Keçiboynuzu, çikolata ikamesinden daha fazlasıdır. Aslında kullanım tarihi 4000 yıl öncesine kadar gitmektedir. İncil'de bile keçiboynuzundan “St. Yahya'nın ekmeği” (bu, Vaftizci Yahya'nın keçiboynuzu yemeyi sevdiğine inanılmasından kaynaklanmaktadır). Keçiboynuzu olarak da bilinen keçiboynuzu ağacını ilk yetiştirenler Yunanlılar olmuştur. Yaprak dökmeyen keçiboynuzu ağaçları 50-55 fit uzunluğa kadar büyür ve küspe ve küçük tohumlarla dolu koyu kahverengi baklalar üretir. On dokuzuncu yüzyılda İngiliz eczacılar, sağlığı korumak ve boğazı yatıştırmak için şarkıcılara keçiboynuzu kabuğu sattılar. Keçiboynuzu tozu sağlıklı gıda mağazalarında bulunabilir ve genellikle hamur işlerinde kullanılır. Keçiboynuzu, lif oranı yüksek ve yağ oranı düşük olduğu için kakao tozu için mükemmel bir alternatiftir.
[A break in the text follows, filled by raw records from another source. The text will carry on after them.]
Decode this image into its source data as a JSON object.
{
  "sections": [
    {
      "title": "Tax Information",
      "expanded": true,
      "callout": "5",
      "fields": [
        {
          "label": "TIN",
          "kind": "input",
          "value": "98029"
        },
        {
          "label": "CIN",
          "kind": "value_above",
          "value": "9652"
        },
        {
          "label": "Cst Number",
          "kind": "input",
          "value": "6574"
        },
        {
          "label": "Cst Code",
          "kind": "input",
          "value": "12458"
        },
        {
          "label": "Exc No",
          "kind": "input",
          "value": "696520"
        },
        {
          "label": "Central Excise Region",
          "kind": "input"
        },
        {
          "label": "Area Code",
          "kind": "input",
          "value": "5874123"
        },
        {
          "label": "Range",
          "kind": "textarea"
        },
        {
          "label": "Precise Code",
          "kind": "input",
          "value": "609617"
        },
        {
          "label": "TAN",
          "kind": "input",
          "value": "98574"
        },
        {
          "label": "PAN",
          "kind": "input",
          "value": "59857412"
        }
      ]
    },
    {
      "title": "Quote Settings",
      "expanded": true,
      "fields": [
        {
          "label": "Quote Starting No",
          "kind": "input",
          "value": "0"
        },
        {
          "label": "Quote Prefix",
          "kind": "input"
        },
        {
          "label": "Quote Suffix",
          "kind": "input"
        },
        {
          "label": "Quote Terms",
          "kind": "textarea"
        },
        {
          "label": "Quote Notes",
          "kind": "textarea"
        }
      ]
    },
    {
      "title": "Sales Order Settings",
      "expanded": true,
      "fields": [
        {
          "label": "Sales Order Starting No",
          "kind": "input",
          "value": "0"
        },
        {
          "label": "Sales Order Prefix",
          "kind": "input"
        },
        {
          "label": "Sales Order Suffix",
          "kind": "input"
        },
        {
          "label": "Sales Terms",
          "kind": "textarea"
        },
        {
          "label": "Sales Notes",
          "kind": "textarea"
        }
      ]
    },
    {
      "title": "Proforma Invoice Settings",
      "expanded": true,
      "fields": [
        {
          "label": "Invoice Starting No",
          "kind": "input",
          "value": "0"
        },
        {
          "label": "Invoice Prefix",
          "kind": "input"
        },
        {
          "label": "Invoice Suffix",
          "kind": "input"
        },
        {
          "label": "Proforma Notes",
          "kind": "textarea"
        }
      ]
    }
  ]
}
Keçiboynuzu, doğal bir tatlı tat olan antioksidanlar içerir ve kafein içermez. Kakao gibi keçiboynuzu da kalp hastalığı riskini azaltan polifenoller, antioksidanlar içerir. Çoğu bitkide tanenler (tanenler) çözünürken, keçiboynuzunda suda çözünmezler. Keçiboynuzu tanenleri bağırsaklarda patojenik bakterilerin büyümesini engeller. Bir araştırmaya göre, keçiboynuzu suyu hem çocuklarda hem de yetişkinlerde ishali tedavi etmenin güvenli ve etkili bir yoludur. Gıda ve İlaç İdaresi (FDA), keçiboynuzu hazırlamak ve yemek için güvenli olarak onaylamıştır. Keçiboynuzu gıda, ilaç ve kozmetik takviyesi olarak da onaylanmıştır.